About 63% of births to Hispanic women nationwide (and up to 75% in some states) occur among foreign-born Hispanics, many of whom may not qualify for health insurance coverage. Indeed, pregnant Hispanic women and their children fare the worst in terms of insurance coverage due to lower employer-supported insurance benefits as compared to whites. Data from the National Health Interview Survey (NHIS) show that each year, an estimated 3 million Hispanic/Latino children lack health insurance coverage. Following delivery, however, regardless of maternal citizenship, their neonates (who are automatically U.S. citizens) become qualified for public benefits, such as Medicaid and the State Children’s Health Insurance Program (SCHIP). Public-funded programs thus represent a significant source of insurance coverage for Hispanic children. For instance, in 2001, Hispanic children had a rate of Medicaid coverage of 34.9% compared to 15.3% of non-Hispanic white children. A recent study of SCHIP enrollees in Alabama, Florida, Kansas and New York (26% of enrollees nationwide) also found substantial numbers of enrollees were Hispanic or black children. It is axiomatic that as the Hispanic population increases, so will its need for access to healthcare services. Our results strongly suggest that the demand on Medicaid and other public-funded programs will continue to increase based on the current temporal increase in births among Hispanics.
Several reasons might explain the positive birth rate trend among Hispanics. Foremost among these is the dominant belief that childbearing forms an important component of family functions, and the rearing of children within the family is highly encouraged. Hispanic women, especially recent immigrants who are less acculturated and of low socioeconomic status, adhere strongly to the belief that frequent childbearing confers respect from their community, love and commitment from the father of the baby and is a guarantee that they will have someone to support and care for them at old age. viagra jelly online
Another reason for frequent childbearing may be the relatively low rate of contraceptive use among Latina women, possibly because of religious or cultural objections to contraception. Also linked to a low utilization of contraception is the “son preference” phenomenon, whereby the Hispanic woman will shy away from contraception and continue to become pregnant until she can deliver a son, even if the desired family size has been attained.
A limitation of this study is its inability to determine the influence of religious, cultural and socioeconomic factors on frequent births among the women.
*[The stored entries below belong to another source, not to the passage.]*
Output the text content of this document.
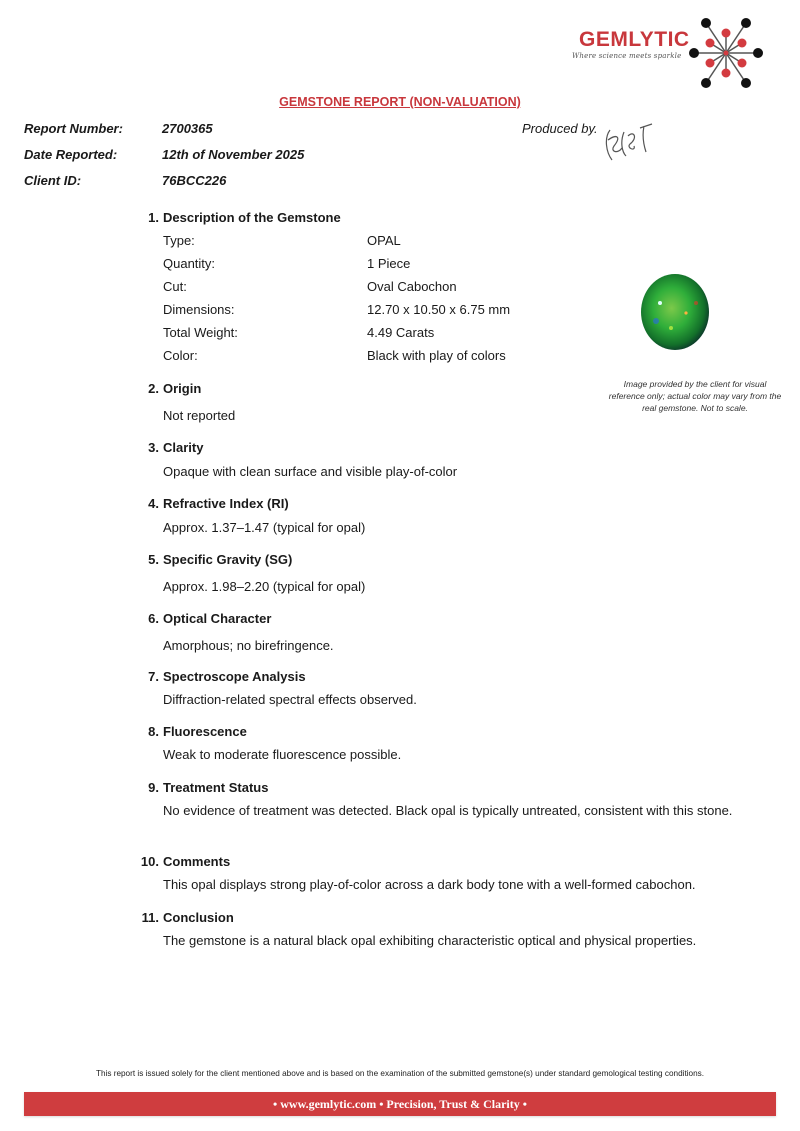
GEMLYTIC
Where science meets sparkle
GEMSTONE REPORT (NON-VALUATION)
Report Number:	2700365
Date Reported:	12th of November 2025
Client ID:	76BCC226
Produced by.
1. Description of the Gemstone
Type:	OPAL
Quantity:	1 Piece
Cut:	Oval Cabochon
Dimensions:	12.70 x 10.50 x 6.75 mm
Total Weight:	4.49 Carats
Color:	Black with play of colors
Image provided by the client for visual reference only; actual color may vary from the real gemstone. Not to scale.
2. Origin
Not reported
3. Clarity
Opaque with clean surface and visible play-of-color
4. Refractive Index (RI)
Approx. 1.37–1.47 (typical for opal)
5. Specific Gravity (SG)
Approx. 1.98–2.20 (typical for opal)
6. Optical Character
Amorphous; no birefringence.
7. Spectroscope Analysis
Diffraction-related spectral effects observed.
8. Fluorescence
Weak to moderate fluorescence possible.
9. Treatment Status
No evidence of treatment was detected. Black opal is typically untreated, consistent with this stone.
10. Comments
This opal displays strong play-of-color across a dark body tone with a well-formed cabochon.
11. Conclusion
The gemstone is a natural black opal exhibiting characteristic optical and physical properties.
This report is issued solely for the client mentioned above and is based on the examination of the submitted gemstone(s) under standard gemological testing conditions.
• www.gemlytic.com • Precision, Trust & Clarity •
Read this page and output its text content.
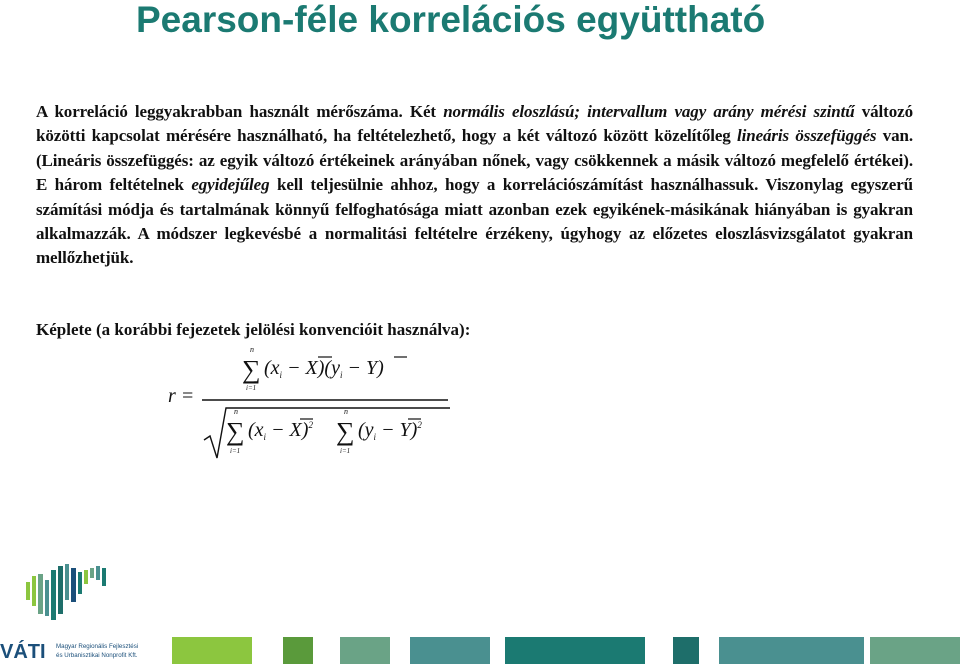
Pearson-féle korrelációs együttható
A korreláció leggyakrabban használt mérőszáma. Két normális eloszlású; intervallum vagy arány mérési szintű változó közötti kapcsolat mérésére használható, ha feltételezhető, hogy a két változó között közelítőleg lineáris összefüggés van. (Lineáris összefüggés: az egyik változó értékeinek arányában nőnek, vagy csökkennek a másik változó megfelelő értékei). E három feltételnek egyidejűleg kell teljesülnie ahhoz, hogy a korrelációszámítást használhassuk. Viszonylag egyszerű számítási módja és tartalmának könnyű felfoghatósága miatt azonban ezek egyikének-másikának hiányában is gyakran alkalmazzák. A módszer legkevésbé a normalitási feltételre érzékeny, úgyhogy az előzetes eloszlásvizsgálatot gyakran mellőzhetjük.
Képlete (a korábbi fejezetek jelölési konvencióit használva):
r =
n
∑
i=1
$(x_i - X)(y_i - Y)$
n
∑
i=1
$(x_i - X)^2$
n
∑
i=1
$(y_i - Y)^2$
VÁTI Magyar Regionális Fejlesztési
és Urbanisztikai Nonprofit Kft.
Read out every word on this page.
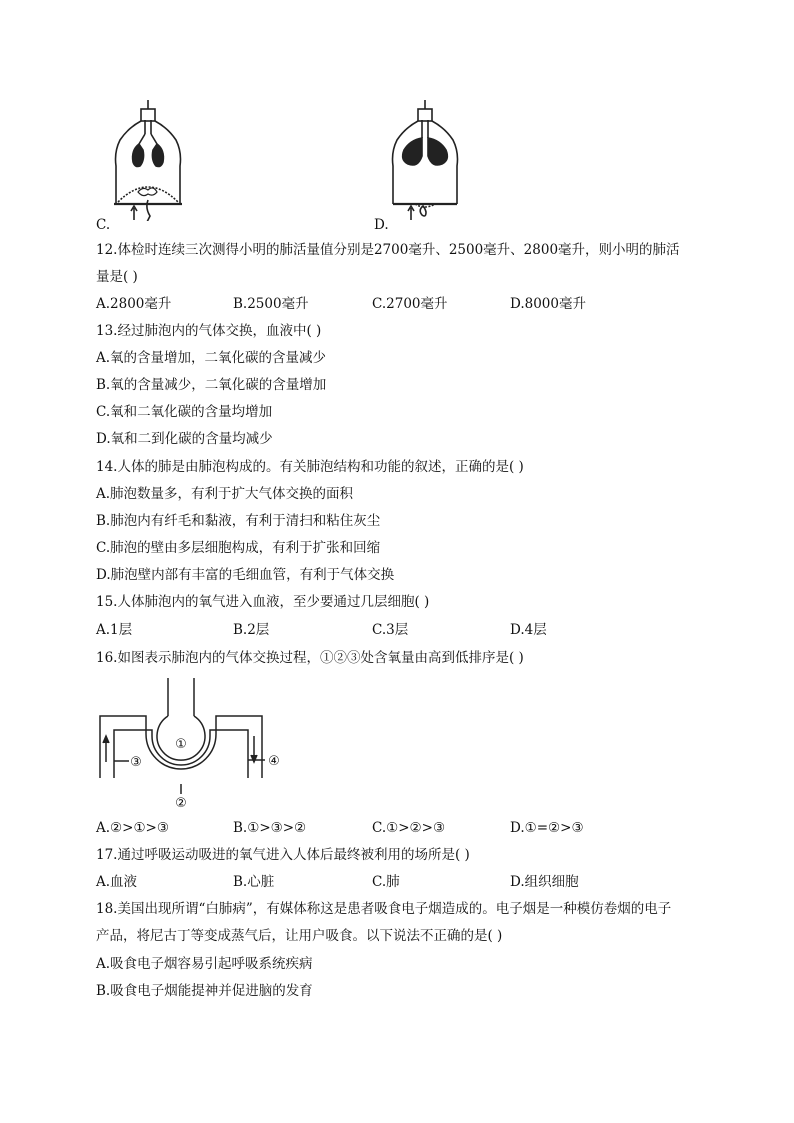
C.	D.
12.体检时连续三次测得小明的肺活量值分别是2700毫升、2500毫升、2800毫升，则小明的肺活
量是( )
A.2800毫升	B.2500毫升	C.2700毫升	D.8000毫升
13.经过肺泡内的气体交换，血液中( )
A.氧的含量增加，二氧化碳的含量减少
B.氧的含量减少，二氧化碳的含量增加
C.氧和二氧化碳的含量均增加
D.氧和二到化碳的含量均减少
14.人体的肺是由肺泡构成的。有关肺泡结构和功能的叙述，正确的是( )
A.肺泡数量多，有利于扩大气体交换的面积
B.肺泡内有纤毛和黏液，有利于清扫和粘住灰尘
C.肺泡的壁由多层细胞构成，有利于扩张和回缩
D.肺泡壁内部有丰富的毛细血管，有利于气体交换
15.人体肺泡内的氧气进入血液，至少要通过几层细胞( )
A.1层	B.2层	C.3层	D.4层
16.如图表示肺泡内的气体交换过程，①②③处含氧量由高到低排序是( )
①
②
③	④
A.②>①>③	B.①>③>②	C.①>②>③	D.①=②>③
17.通过呼吸运动吸进的氧气进入人体后最终被利用的场所是( )
A.血液	B.心脏	C.肺	D.组织细胞
18.美国出现所谓“白肺病”，有媒体称这是患者吸食电子烟造成的。电子烟是一种模仿卷烟的电子
产品，将尼古丁等变成蒸气后，让用户吸食。以下说法不正确的是( )
A.吸食电子烟容易引起呼吸系统疾病
B.吸食电子烟能提神并促进脑的发育
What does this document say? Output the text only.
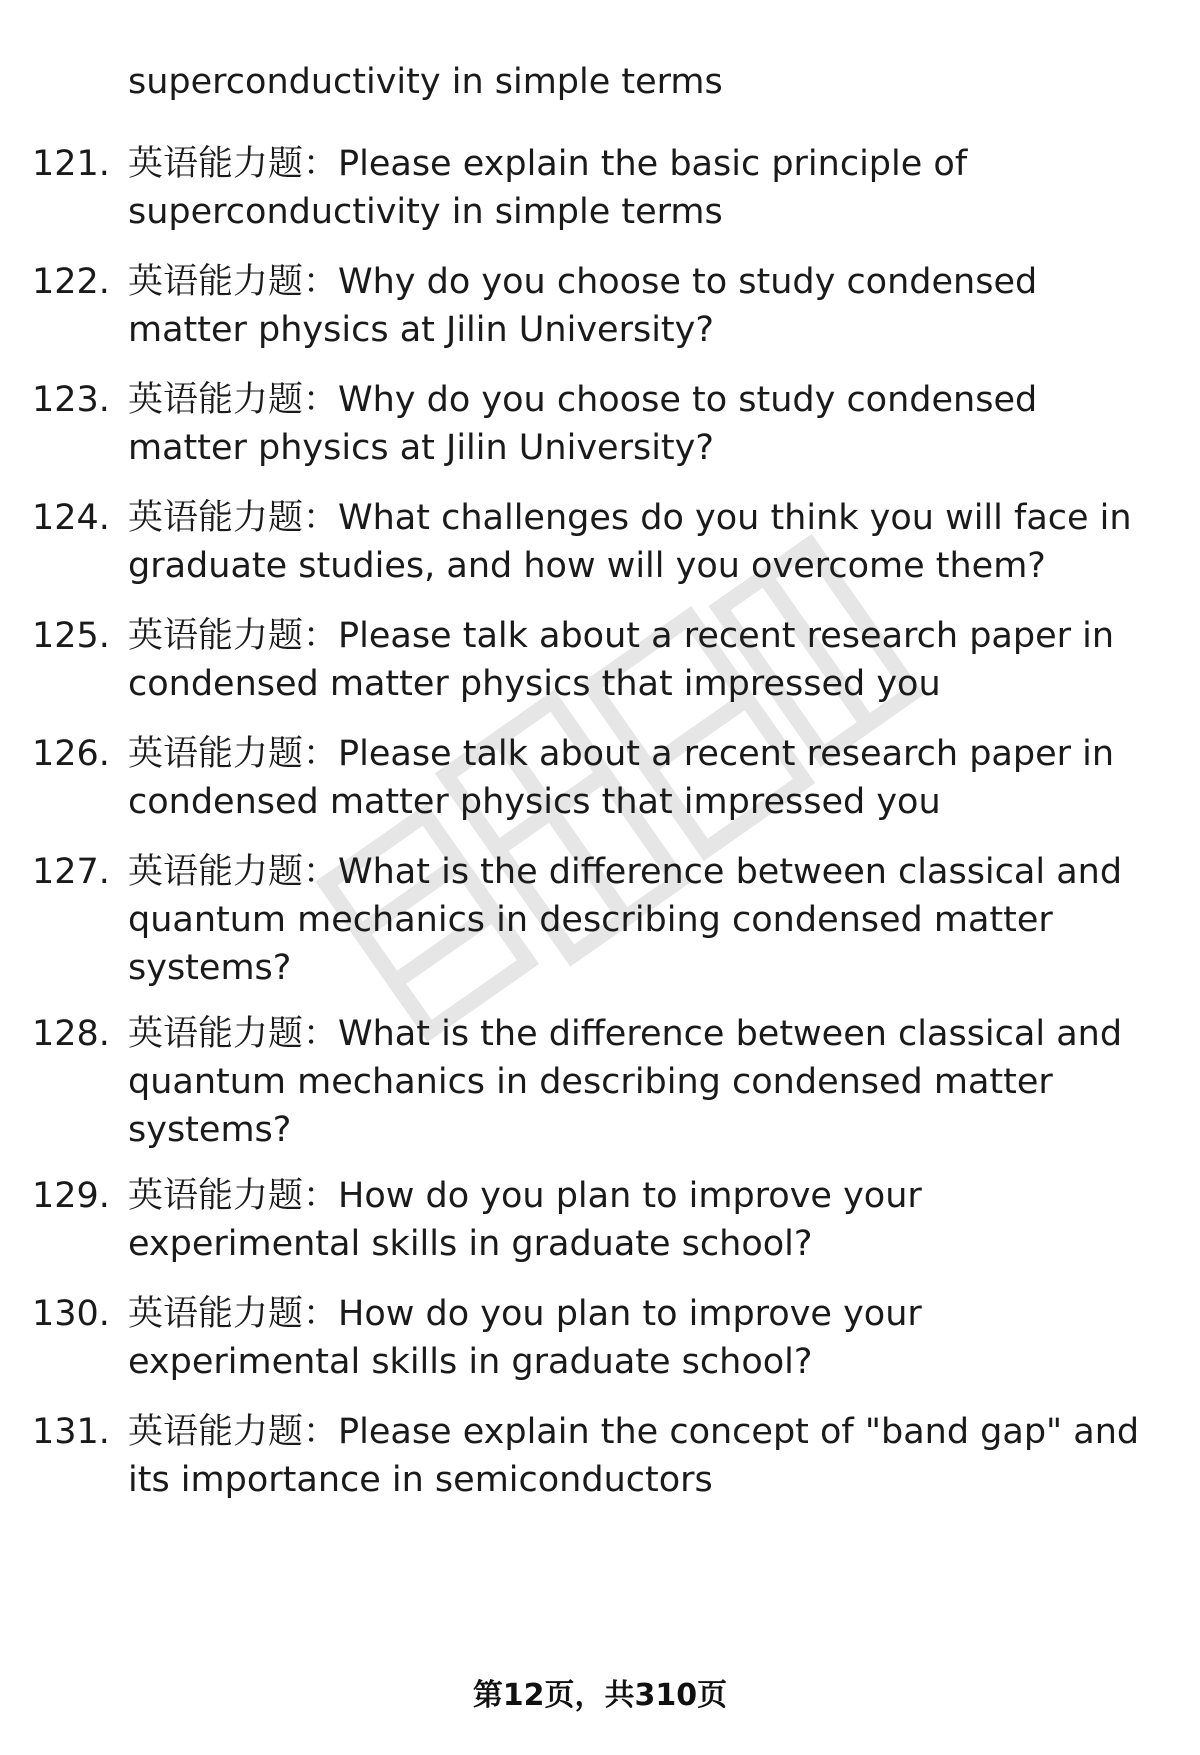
superconductivity in simple terms
121. 英语能力题：Please explain the basic principle of superconductivity in simple terms
122. 英语能力题：Why do you choose to study condensed matter physics at Jilin University?
123. 英语能力题：Why do you choose to study condensed matter physics at Jilin University?
124. 英语能力题：What challenges do you think you will face in graduate studies, and how will you overcome them?
125. 英语能力题：Please talk about a recent research paper in condensed matter physics that impressed you
126. 英语能力题：Please talk about a recent research paper in condensed matter physics that impressed you
127. 英语能力题：What is the difference between classical and quantum mechanics in describing condensed matter systems?
128. 英语能力题：What is the difference between classical and quantum mechanics in describing condensed matter systems?
129. 英语能力题：How do you plan to improve your experimental skills in graduate school?
130. 英语能力题：How do you plan to improve your experimental skills in graduate school?
131. 英语能力题：Please explain the concept of "band gap" and its importance in semiconductors
第12页，共310页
It would, for instance, be interesting to assess whether the influence of religious affiliation on family size varied by race/ethnicity of mothers. Unfortunately, this kind of information was not available in the dataset. It was also not possible for us to stratify our analysis according to attitude toward contraception among the racial groups. However, as the purpose of this paper was to look at birth rates and their trends over time, we hope that other studies can address the social etiologies of these trends.
Finally, our findings demonstrate variation in parity patterns among the main racial and ethnic populations in the United States. The results of this study may help care providers and health policy-makers formulate strategies that will serve as templates for optimizing resource allocation and thereby ensure the delivery of quality and equitable health services across the different racial/ethnic subpopulations in the United States. It is therefore noteworthy that women who are currently experiencing frequent childbearing, especially those of Hispanic origin, will require expanded health insurance coverage as a consequence.